Failure copy should tell the user to authenticate Claude Code locally with the
Claude Code CLI, then rerun setup or ingest.
## Documentation impact
Docs updates are required because this changes user-visible setup and ingest
behavior:
- `docs-site/content/docs/getting-started/quickstart.mdx`
- `docs-site/content/docs/cli-reference/ktx-setup.mdx`
- `docs-site/content/docs/guides/building-context.mdx`
- Any config reference page that documents `llm.provider.backend`
The docs must say that `claude-code` uses the user's own local Claude Code
session. Do not describe it as a way for KTX to resell, pool, or productize
Claude subscription limits.
## Verified evidence
- Current `KtxLlmProvider` returns AI SDK `LanguageModel` instances and only
supports `anthropic`, `vertex`, and `gateway`
(`packages/llm/src/types.ts`, `packages/llm/src/model-provider.ts`).
- Project config currently accepts `llm.provider.backend: none | anthropic |
vertex | gateway` (`packages/context/src/project/config.ts`).
- `resolveAgentRunner(...)` currently requires an AI SDK `llmProvider`, and
page triage is only constructed when that provider exists
(`packages/context/src/ingest/local-bundle-runtime.ts`).
- Page triage and light extraction are non-agent LLM calls using
`llmProvider.getModel("triage")` and AI SDK `generateText`
(`packages/context/src/ingest/page-triage/page-triage.service.ts`).
- The Agent SDK TypeScript reference documents `settingSources` defaulting to
no filesystem settings, `allowedTools` as auto-approval rather than
restriction, `permissionMode: "dontAsk"`, `tools`, `disallowedTools`,
`maxTurns`, `mcpServers`, `cwd`, `persistSession`, and SDK result/hook
message shapes.
- The Agent SDK MCP docs show registering MCP servers in `query()` options and
using `allowedTools` for MCP tool access.
- The Agent SDK skills docs say discovered skills can be controlled with the
`skills` option and disabled with `[]`; the runtime should set this
explicitly.
## Open items for the implementation plan
1. Confirm exact TypeScript option names and result-message discriminants
against the pinned `@anthropic-ai/claude-agent-sdk` version.
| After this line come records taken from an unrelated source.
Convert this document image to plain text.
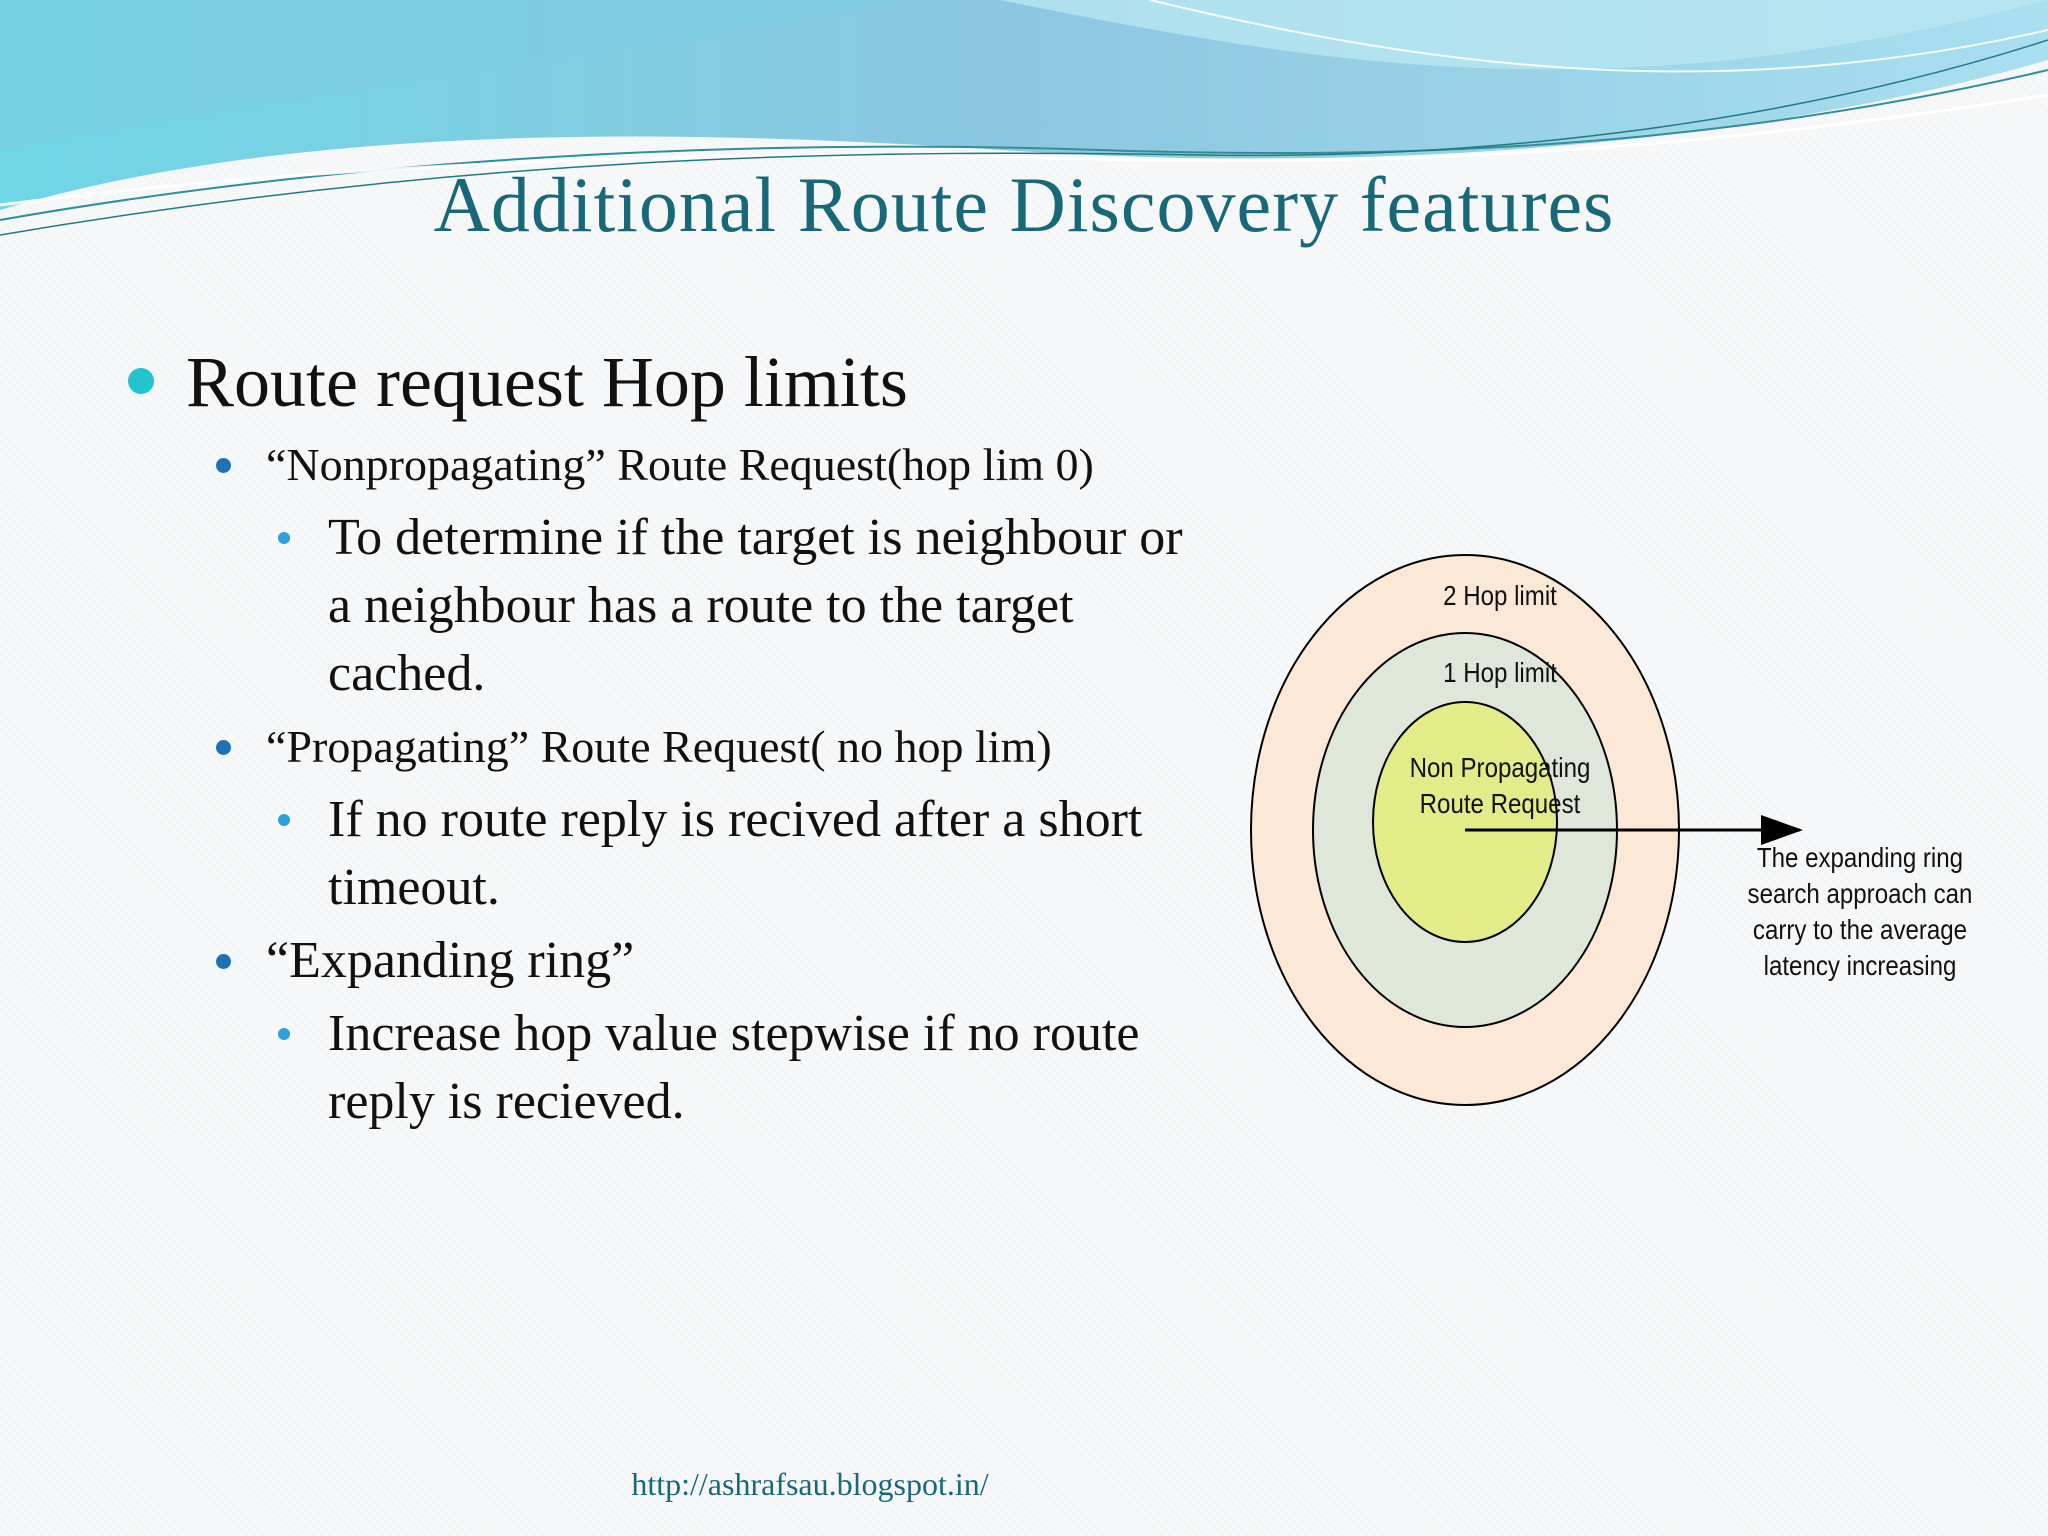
Additional Route Discovery features
Route request Hop limits
“Nonpropagating” Route Request(hop lim 0)
To determine if the target is neighbour or a neighbour has a route to the target cached.
“Propagating” Route Request( no hop lim)
If no route reply is recived after a short timeout.
“Expanding ring”
Increase hop value stepwise if no route reply is recieved.
2 Hop limit
1 Hop limit
Non Propagating Route Request
The expanding ring search approach can carry to the average latency increasing
http://ashrafsau.blogspot.in/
2. Decide whether to port `ktx scan` non-agent LLM consumers in the same pass or
fail them clearly for `claude-code` until a scan-specific plan exists.
3. Define the final `KtxGenerationPort` and `AgentRunnerPort` file locations and
package exports.
4. Define model alias validation for `sonnet`, `opus`, `haiku`, and full model
IDs.
5. Define the auth probe and make setup/status/doctor report actionable
messages.
6. Write tests that prove page triage is constructed and called under
`llm.provider.backend: claude-code`.
7. Write tests that prove a raw built-in Claude Code tool request is denied and
only `mcp__ktx__*` tools are available during ingest.